Martin Russell is Manager of the Coral Sea Marine Park in Australia. Martin has been working for over 25 years on marine protected area and fisheries management in Australia’s oceans. He has worked previously with the Great Barrier Reef Marine Park Authority. Martin has extensive research and management experience working on fish spawning aggregations, coral, and reef fishes in Asia-Pacific and the Caribbean. He is the Chair of the Gulf and Caribbean Fisheries Institut (GCFI), and also the Chair of Science and Conservation of Fish Aggregations (SCRFA).

Jason Belport is Executive Vice President of JEM Worldwide with over twenty-seven years of management experience, operating premier dive resort operations including Little Cayman Beach Resort and Cayman Brac Beach Resort in the Cayman Islands. A SSI Pro Platinum Diver Award recipient, Jason is a lifelong dive industry professional with extensive operational and logistical experience as well as global dive industry knowledge and expertise. Jason serves as Vice President for Reef Renewal Cayman Islands and works as part of the South Caicos Coral Reef Consortium in the Turks and Caicos Islands. A passionate ambassador of the marine environment with well over 6000 dives, Jason has a keen interest promoting conservation and stewardship of our marine ecosystems. Jason is a passionate underwater photographer and past President of the Sister Islands Tourism Association (Cayman Brac and Little Cayman). He is a graduate of San Diego State University in San Diego, California.

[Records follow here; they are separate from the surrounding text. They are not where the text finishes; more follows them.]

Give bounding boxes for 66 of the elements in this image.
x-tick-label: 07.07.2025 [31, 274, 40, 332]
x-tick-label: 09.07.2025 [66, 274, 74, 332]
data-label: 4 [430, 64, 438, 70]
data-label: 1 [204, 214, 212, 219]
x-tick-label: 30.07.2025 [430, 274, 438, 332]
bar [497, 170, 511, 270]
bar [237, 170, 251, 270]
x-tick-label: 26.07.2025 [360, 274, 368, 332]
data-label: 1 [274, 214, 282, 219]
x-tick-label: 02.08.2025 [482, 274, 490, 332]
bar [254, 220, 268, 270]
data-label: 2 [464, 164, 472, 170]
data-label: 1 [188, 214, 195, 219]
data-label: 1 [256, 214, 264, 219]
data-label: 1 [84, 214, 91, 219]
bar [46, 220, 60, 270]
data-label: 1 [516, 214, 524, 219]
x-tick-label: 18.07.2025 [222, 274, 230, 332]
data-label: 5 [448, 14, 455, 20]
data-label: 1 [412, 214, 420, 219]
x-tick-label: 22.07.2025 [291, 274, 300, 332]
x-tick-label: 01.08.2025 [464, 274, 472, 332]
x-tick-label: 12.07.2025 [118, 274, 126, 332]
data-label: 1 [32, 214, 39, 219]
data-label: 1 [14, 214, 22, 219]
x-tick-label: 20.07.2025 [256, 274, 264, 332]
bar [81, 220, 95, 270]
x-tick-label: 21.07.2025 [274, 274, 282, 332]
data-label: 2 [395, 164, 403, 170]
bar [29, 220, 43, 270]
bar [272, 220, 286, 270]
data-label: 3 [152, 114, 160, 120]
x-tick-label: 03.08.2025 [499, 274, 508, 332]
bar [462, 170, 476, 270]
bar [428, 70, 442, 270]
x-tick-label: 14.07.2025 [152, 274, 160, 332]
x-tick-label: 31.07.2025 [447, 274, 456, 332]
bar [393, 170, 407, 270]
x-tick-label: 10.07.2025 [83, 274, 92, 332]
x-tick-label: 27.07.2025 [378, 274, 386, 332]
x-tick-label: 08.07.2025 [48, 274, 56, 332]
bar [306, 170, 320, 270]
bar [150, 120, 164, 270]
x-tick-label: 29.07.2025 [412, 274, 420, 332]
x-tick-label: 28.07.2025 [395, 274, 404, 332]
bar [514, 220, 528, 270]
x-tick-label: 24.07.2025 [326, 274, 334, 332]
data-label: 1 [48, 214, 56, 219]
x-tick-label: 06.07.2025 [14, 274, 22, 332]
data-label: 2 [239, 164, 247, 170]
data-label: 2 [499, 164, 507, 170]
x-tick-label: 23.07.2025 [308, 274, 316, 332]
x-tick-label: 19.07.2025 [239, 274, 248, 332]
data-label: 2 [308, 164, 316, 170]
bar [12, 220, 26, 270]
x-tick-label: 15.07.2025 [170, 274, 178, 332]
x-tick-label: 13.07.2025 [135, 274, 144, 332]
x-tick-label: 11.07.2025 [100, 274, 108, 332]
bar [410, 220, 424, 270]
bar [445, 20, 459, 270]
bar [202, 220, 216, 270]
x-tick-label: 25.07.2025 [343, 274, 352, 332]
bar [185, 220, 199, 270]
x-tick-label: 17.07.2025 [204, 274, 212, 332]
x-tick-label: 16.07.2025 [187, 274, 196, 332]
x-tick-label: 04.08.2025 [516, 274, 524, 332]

Christy Pattengill-Semmens, Ph.D. is REEF Co-Executive Director of Science and Engagement and Brice Semmens, Ph.D., is a Professor at Scripps Institution of Oceanography. Christy and Brice were interns with the Nature Conservancy in the summer of 1993 and were tasked to help with the field testing and launch of what would become the REEF Volunteer Fish Survey Project (VFSP). Christy joined the REEF staff in 1998, and has overseen the global expansion of the VFSP and coordinates with research and management communities on the use of the REEF survey data. Brice has led several scientific papers using the VFSP data and has served as a scientific advisor to REEF for the past fifteen years. Christy and Brice are lead scientists for the Grouper Moon Project, studying one of the last and largest known spawning aggregations of the endangered Nassau Grouper. In 2019, they were named Sea Heroes by Scuba Diving magazine for their work on that project. In recognition of her contributions to ocean conservation and the world of scuba diving, Christy was inducted to the Women Divers Hall of Fame in 2021.